At last, the president of Zimbabwe Robert Mugabe has, for the first time, reacted to Julius Malema’s scathing attacks on him.
Mugabe touched on Malema’s persistent attacks on him while speaking to reporters during his traditional birthday interview, to mark his 93rd birthday.
During the interview with the state television, the Zimbabwe Broadcasting Corporation (ZBC), held over the weekend, Mugabe rubbished and downplayed Malema’s utterances about him stepping down as Zim’s president.
Mugabe admitted that he has been in power for long but insisted that the call to step down must come from his party – ZANU PF – not from the leader of the Economic Freedom Fighters (EFF).
Mugabe said: “Do you listen to anything from Malema? Who is Malema? The call to step down must come from my party; my party at Congress; my party at Central Committee. (In such circumstances) I will step down.”
A bold Mugabe, however, told reporters that his prolonged stay in power is tied to the unavailability of a viable successor in the country.
He disclosed that majority of Zimbabweans still want him to stand as the country’s president in the next general election.
“….But then what do you see? It’s the opposite. They want me to stand for elections, they want me to stand for elections everywhere in the party . . . .The majority of the people feel that there is no replacement; (a) successor who to them is acceptable, as acceptable as I am,” he added.
In the middle of last month, Malema, who used to be outspoken in his praise of the now-nearly-93-year-old leader, said Mugabe is now too old to discharge his duties and lead the people.
He advised the “grandpa” to honorably step down before he ends up destroying the legacies he had already built-up.
No doubt, Mugabe has no obvious anointed successor, making it unclear what direction the country will take after its only post-independence leader dies or finally loses in the next general election.
He has avoided naming a viable successor and his party is divided between factions competing forcefully to succeed him.
Regardless of the scuffle within and outside his party, the longest serving president has also pointed out that the Zanu-PF is always primed to win at the polls.
Last week, Mugabe’s wife – Grace’s political comeback in the country was received with strong panic and mixed reactions to Zimbabwean’s political sphere. Again she insisted that Zimbabweans would still vote Mugabe even after his death.
Grace is seen as a possible successor to her ailing husband and is well known for her fiery speeches and verbal attacks on her husband’s opponents.
While addressing Zanu PF supporters at St John’s Primary School in Buhera, southeast of the capital Harare, recently, she shocked the crowd when she said that even if a dead Robert Mugabe’s corpse is put on the ballot paper, people will still vote for him and he will win.

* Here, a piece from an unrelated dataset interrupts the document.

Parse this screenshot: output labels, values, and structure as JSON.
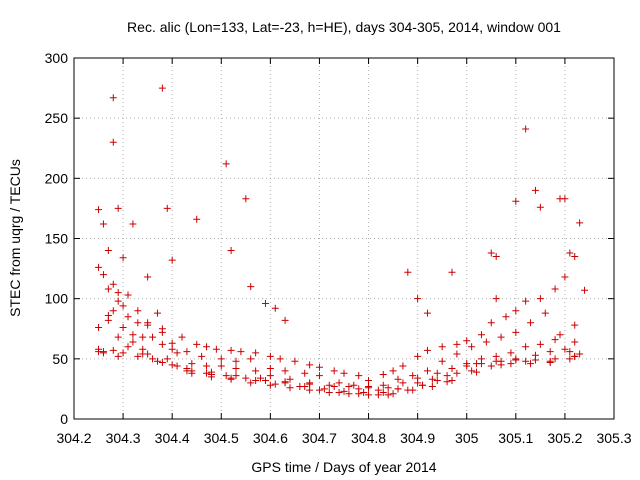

She said: “One day when God decides that Mugabe dies, we will have his corpse appear as a candidate on the ballot paper. You will see people voting for Mugabe as a corpse. I am seriously telling you, just to show people how people love
President Robert Mugabe turns 93 on Tuesday, with a celebration party planned for next Saturday. He has been in power since 1980 and in December, the ZANU PF confirmed him as its candidate for the next presidential election expected in mid2018, when he will be 94.
Mugabe rose to lead the Zimbabwe African National Union movement and was one of the key negotiators in the 1979 Lancaster House Agreement, which led to the creation of a fully democratic Zimbabwe.
His leadership has been widely criticized for plunging the promising country into all-around stagnancy and for encouraging the takeovers of white-owned commercial farms, which subsequently led to an economic collapse and runaway inflation.
Mugabe has made his point. But the big question is, will his reaction deter Malema from making further comments about Mugabe’s leadership style and duration?